Recognizing and Healing From Codependency

Written by Randi Fine

I am a fully recovered codependent of over thirty years. While in the midst of my disorder, life was a series of one painful, traumatic event after another. I did not recognize my problem or begin to heal from it until I hit bottom; when there was no where to go but up.

Codependency is a disorder that develops over time. Dysfunctional childhood patterns that interfere with the person’s ability to form healthy relationships lie dormant for many years; the problem only surfaces once the person begins to experience adult relationships.

Codependents do not usually recognize that their behavior is unhealthy, and so they go from one unsatisfying toxic relationship to another.  These relationships always end in heartbreak without the codependent ever understanding the primary role he or she played in its demise.

Codependents fear vulnerability. They feel undeserving, not worthy of having others meet their needs, so they put themselves in the role of perpetual caregiver. They believe that they must earn love to get it; fear that if they do not measure up to others’ expectations they will be abandoned. Their fear of others’ being angry with them and/or rejecting them largely determines all their actions and reactions within the relationship.

Codependents often they feel as if they do not deserve a better relationship than they already have. They fear giving up the false security it provides them, therefore resign themselves to always settling for second best. At the same time that they are feeling these insecurities, codependents may become angry because they are also feeling used and unappreciated by those they are trying desperately to help. When they do attempt to stand up for themselves, they feel guilty because they are taking rather than giving. They become trapped in a maze of heartbreaking confusion and disappointment.

Codependent people do not know that love is not supposed to be painful. I grew up in a drama laden, angry home where my parents fought constantly. What was so confusing is that they often told me and my sisters how much they loved each other.  That made a deep impression on my developing mind; somewhere along the line that twisted message translated into “love hurts.” I grew up believing that true love was supposed to be painful; all my adult relationships reflected that way of thinking. Every one of them was drama laden and traumatic. Crazy as it seems, even as I think back from a healthy perspective, I thought that pain proved the depth of a couple’s love and commitment to each other.

Codependents believe that they have to have another person in their lives in order to survive. What they do not realize is that they have an addiction and the object of their affection is their drug. They believe to the core of their being that what they feel is deep love and that their behavior is loving, but they do not love in a healthy way. What they perceive as love is in fact parasitic neediness.

Codependent people must learn to get their emotional needs met without making
others dependent on them.  They must also learn to give up their job as a people pleasers.  The healing process reinforces that taking care of their own needs before the needs of others does not make them selfish people.

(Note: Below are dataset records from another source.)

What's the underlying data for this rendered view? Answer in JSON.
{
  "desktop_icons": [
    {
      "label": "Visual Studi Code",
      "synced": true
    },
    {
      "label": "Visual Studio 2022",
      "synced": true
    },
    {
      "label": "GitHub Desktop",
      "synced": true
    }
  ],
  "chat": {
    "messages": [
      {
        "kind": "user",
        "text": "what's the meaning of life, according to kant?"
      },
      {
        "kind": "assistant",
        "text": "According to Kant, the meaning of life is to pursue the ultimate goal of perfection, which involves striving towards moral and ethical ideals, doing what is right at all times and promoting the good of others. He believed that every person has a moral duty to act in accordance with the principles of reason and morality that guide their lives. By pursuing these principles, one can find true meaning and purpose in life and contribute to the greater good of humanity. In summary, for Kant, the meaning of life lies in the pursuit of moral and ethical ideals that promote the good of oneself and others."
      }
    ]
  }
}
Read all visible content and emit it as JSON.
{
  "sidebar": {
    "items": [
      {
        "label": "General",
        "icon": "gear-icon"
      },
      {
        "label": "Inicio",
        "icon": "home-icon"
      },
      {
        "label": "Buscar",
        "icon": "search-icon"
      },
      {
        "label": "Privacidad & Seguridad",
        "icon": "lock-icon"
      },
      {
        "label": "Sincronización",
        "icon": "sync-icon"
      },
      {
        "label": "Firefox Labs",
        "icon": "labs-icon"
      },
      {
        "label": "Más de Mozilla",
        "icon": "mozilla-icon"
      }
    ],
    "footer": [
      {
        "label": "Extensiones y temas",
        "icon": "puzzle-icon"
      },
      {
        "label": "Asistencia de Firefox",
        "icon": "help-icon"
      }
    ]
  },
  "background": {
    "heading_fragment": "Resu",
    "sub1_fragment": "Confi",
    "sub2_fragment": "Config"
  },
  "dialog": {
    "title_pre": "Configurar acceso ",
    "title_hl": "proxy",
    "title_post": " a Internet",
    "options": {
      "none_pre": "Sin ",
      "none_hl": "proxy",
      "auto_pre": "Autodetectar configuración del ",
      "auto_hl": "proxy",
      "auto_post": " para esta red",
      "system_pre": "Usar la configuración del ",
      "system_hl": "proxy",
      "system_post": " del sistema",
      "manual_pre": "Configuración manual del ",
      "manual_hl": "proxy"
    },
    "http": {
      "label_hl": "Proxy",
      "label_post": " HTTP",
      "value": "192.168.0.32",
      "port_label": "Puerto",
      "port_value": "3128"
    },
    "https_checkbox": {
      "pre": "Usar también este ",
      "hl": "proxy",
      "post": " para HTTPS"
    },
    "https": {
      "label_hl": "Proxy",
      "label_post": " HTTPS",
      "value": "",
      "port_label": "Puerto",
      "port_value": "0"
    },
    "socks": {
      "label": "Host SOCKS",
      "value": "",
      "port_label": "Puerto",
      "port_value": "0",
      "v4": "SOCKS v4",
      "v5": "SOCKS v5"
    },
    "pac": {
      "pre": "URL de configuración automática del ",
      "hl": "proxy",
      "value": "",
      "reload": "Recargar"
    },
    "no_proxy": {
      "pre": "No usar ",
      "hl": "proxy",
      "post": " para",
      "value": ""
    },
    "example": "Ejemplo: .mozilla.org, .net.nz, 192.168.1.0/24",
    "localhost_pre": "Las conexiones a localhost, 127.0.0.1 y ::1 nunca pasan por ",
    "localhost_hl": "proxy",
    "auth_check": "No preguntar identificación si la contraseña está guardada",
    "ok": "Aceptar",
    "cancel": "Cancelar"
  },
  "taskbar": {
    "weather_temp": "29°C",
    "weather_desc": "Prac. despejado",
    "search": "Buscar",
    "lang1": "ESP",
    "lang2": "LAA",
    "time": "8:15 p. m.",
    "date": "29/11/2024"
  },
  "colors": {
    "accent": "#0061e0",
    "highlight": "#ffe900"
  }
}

Codependent behaviors prevent us from finding peace and happiness with the most important person in our lives–ourselves. Codependency is a mental health issue that can only be healed if it is recognized. Recovery is about learning to establish healthy
boundaries in all areas of life.

Though codependency is an addiction, it is one can be fully recovered from. Once recognized it takes lots of time, patience, and support to heal from. It also takes honest reflection and great determination, but all efforts are worth it.

Great freedom and serenity comes with the healing. No longer codependent, people can easily embrace positive feelings like love, happiness, and fulfillment. They can give when they want to; not out of insecurity or the expectation of others.

Many people enjoy helping and caring for others. The thing to remember in all our relationships is that there should always be balance and compromise.